Platonov est, si l'on veut, un fond de tiroir. Une première pièce inachevée, qui a vu le jour longtemps après la mort de Tchekhov, traduite par Françoise Morvan et André Markowicz. Angela Konrad l'a adaptée et nous sert le résultat sur un plateau vide avec une arrière-scène nue, percée de fenêtres, et où seront projetés ponctuellement des gros plans des visages des comédiens.

De la musique, passant du heavy métal au rave avec un détour par une chanson douce de Perry Blake, ponctue les entrées et les sorties des personnages. La violence physique reflète la violence verbale du texte et le tout se fond dans une mise en scène dynamique et pleine d'ironie qui donne une autre dimension, beaucoup plus accessible, à un Tchekhov qui a souvent tendance à se répéter et à se prendre une peu trop au sérieux.

Renaud Lacelle-Bourdon est un Platonov aux allures de dieu dissolu, une fripouille désespérée qui couche avec tout ce qui bouge, qui boit jusqu'à plus soif, qui cherche le paradis alors qu'il porte l'enfer en lui. Le comédien donne une extraordinaire composition de ce personnage ambigu, difficile à aimer et pourtant attachant. Debbie Lynch-White incarne sa femme Sasha, son souffre-douleur, celle qui croit en l'amour et qui n'y trouve que peine et déception. Debbie Lynch-White est criante de vulnérabilité et très touchante dans ce rôle de femme humiliée, la seule qui ne dissimule pas ses sentiments sous un vernis factice.
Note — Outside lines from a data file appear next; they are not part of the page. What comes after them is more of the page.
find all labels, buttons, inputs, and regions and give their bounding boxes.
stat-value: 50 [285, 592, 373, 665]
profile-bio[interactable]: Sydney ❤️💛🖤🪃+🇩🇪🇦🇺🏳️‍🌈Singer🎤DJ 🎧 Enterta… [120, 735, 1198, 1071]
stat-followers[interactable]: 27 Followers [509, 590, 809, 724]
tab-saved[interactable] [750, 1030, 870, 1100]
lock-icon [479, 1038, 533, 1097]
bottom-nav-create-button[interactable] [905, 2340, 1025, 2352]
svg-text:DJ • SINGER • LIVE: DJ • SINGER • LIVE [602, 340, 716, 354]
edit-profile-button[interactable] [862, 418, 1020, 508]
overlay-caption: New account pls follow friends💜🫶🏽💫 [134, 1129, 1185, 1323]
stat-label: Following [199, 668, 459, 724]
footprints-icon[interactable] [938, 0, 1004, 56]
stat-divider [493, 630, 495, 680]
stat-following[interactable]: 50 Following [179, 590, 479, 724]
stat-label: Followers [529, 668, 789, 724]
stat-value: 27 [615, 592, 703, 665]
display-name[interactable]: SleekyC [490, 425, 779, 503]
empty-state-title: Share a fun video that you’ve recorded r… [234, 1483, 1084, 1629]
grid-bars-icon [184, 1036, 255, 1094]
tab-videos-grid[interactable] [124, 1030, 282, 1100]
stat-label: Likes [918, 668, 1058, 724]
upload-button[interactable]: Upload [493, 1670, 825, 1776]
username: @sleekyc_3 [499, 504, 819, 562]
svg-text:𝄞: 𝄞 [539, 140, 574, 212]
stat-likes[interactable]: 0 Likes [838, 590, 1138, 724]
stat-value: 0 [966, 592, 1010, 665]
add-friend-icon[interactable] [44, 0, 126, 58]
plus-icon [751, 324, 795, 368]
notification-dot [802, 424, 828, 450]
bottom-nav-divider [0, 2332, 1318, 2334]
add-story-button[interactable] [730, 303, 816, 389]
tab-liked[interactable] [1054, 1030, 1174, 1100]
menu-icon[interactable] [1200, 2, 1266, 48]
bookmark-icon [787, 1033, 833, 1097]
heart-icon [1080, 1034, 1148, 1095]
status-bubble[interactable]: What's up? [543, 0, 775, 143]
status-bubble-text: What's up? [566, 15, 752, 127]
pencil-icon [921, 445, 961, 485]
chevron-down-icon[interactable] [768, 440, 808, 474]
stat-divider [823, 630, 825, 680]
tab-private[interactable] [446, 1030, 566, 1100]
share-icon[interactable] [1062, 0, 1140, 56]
Violette Chauveau, toujours magnifique, est la Générale et maîtresse (enfin, l'une d'entre elles) de Platonov. Une Marie-Laurence Moreau livrée à une passion démesurée joue Sophia, prête à tout abandonner pour suivre Platonov alors que son mari Sergueï (Olivier Turcotte, diablement efficace), un incapable toujours à court d'argent, s'évertue à monter Hamlet de Shakespeare.

Les personnages sont tous insupportables à des degrés divers et pourtant, grâce à la façon dont ils sont présentés, ils réussissent à nous toucher.

Il va sans dire que, Angela Konrad oblige, Sergueï nous récite un extrait de la pièce. Samuel Côté, intense et quasi démoniaque, incarne Nicolas et Pascale Drevillon et Diane Ouimet complètent la distribution.

On trouve des clins d'œil amusants dans l'adaptation d'Angela Konrad. La Générale traite Platonov d'idiot, allusion au fait que Renaud Lacelle-Bourdon a joué ce rôle l'an dernier au TNM. Et on a un fusil, qui remplit bien évidemment son rôle de fusil et qui donne tout son sens à l'expression bien connue.

Tout ce beau monde est cruel et se méprise mutuellement. Les personnages sont tous insupportables à des degrés divers et pourtant, grâce à la façon dont ils sont présentés, ils réussissent à nous toucher. Vous dire: c'est bien la première fois que je sors d'une pièce de Tchekhov sans être de mauvaise humeur et en me disant que j'ai perdu mon temps.

Je me suis laissée gagner petit à petit par cet univers baroque et violent, ce mélange de toutes les émotions contenues sur Terre, par ces gens artisans et victimes de la décomposition de leur monde, images mêmes de l'abandon de tous les repères. Platonov est un spectacle fourmillant, chaotique et insaisissable, on peut aimer ou détester, mais on ne peut rester indifférent.

Platonov: au Théâtre Prospero jusqu'au 15 décembre 2018.